Excerpts from Jim Conrad's
Naturalist Newsletter
from the July 21, 2013 Newsletter issued from the Frio Canyon Nature Education Center in the valley of the Dry Frio River in northern Uvalde County, southwestern Texas, on the southern border of the Edwards Plateau; elevation ~1750m (~5750 ft); N29.62°, W99.86°; USA
WOOLLY IRONWEED
In a prairie patch on the floor of the Dry Frio Valley the sun glared, the wind whipped the knee-high grass and mostly lanky, scraggly wildflowers into fast-moving waves, and the heat hammered on head and shoulders. Through eyes burning with sweat a cluster of bean-sized, purplish orbs showed up amidst the swirl of grass and stems, so I wiped the sweat from my eyes and looked closer. The plant body was almost lost in visual clutter of highly animated sun-glints and shadows, but the purplish orbs were something real holding their places there before me, something smiling there in the prairie; in the picture below you can see a frozen moment of what I saw, the purple orbs at the top, right:
Kneeling down I found purple flower heads signaling yet another member of the huge Composite, Daisy or Sunflower Family, one of that subgroup of genera whose flowering heads bear no petal-like ray flowers along their margins, but rather are like cups or goblets holding only cylindrical disc flowers, as you can see below:
Already at this point of "doing the botany," three conspicuous field marks were apparent: the flowers' purplish color; the cottony hairs mantling the cuplike involucre below the flowers, and; the brownish tufts of hair poking from the involucre as seen in the picture's bottom, left corner. The brownish hairs are the pappi atop the cypsela-type fruits; they're the future "parachutes" on wind-disseminated fruits. A longitudinal section of a head better showing the pappi atop their closely packed cypselae within the involucre is seen below:
When I saw what's shown in the last picture I felt sure I knew which genus we had.
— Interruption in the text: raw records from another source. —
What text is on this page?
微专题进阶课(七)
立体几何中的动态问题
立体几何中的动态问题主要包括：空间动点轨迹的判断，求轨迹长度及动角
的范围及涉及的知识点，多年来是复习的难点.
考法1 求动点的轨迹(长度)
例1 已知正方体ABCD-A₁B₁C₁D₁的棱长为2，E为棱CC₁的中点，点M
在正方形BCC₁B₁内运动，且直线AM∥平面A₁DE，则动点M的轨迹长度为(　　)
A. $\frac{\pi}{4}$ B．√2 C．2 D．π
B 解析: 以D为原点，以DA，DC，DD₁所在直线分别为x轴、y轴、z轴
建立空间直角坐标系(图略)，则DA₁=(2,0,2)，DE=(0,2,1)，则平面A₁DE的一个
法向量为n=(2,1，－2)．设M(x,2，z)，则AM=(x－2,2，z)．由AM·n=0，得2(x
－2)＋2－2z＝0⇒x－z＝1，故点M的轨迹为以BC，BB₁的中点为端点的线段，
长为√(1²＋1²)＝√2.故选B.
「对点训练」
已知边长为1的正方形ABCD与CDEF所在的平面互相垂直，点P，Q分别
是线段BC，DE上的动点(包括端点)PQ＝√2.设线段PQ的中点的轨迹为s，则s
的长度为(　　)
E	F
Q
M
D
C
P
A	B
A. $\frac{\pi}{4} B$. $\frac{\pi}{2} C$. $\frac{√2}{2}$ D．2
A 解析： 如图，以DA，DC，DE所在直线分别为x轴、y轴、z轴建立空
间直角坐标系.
Notice that at the base of each tuft of purple pappus hairs there's a circle of much shorter hairs or hairy scales forming a crown around the cypsela's top. In other words, in this genus the pappus consists of two distinct kinds of hairs. At the base of each pappus there's a ring of short scales or hairs, then inside the ring there's the usual long hairs that will form the parachute on the mature fruits.
These field marks distinguish the genus Vernonia, among which we find species known as ironweeds, and which are favorite wildflowers throughout much of North America. Some ironweed species are tall, robust plants that in late summer lead the onrush of fall wildflowers with large, pretty inflorescences of purplish flowers -- a purplish hue exactly like that of our prairie species.
Our prairie species is VERNONIA LINDHEIMERI, known as the Woolly Ironweed because of the white-woolly hairs covering their involucres and stems. The Woolly Ironweed is endemic just to central Texas, possibly a corner or Arkansas, and a bit of the contiguous Mexican state of Coahuila. It's described as living on calcareous soils and rocky banks, so our prairie on thin soil atop limestone is a good place for it.
Another good field mark for this herbaceous perennial is its narrow, slender leaves that protrude rather stiffly away from the rodlike stem, as shown below:
Both the narrow, stiff leaves and the woolly hairs are adaptations enabling the Woolly Ironweed to live in habitats drier than other ironweed can, so the Woolly Ironweed is a fine candidate for xeriscaping.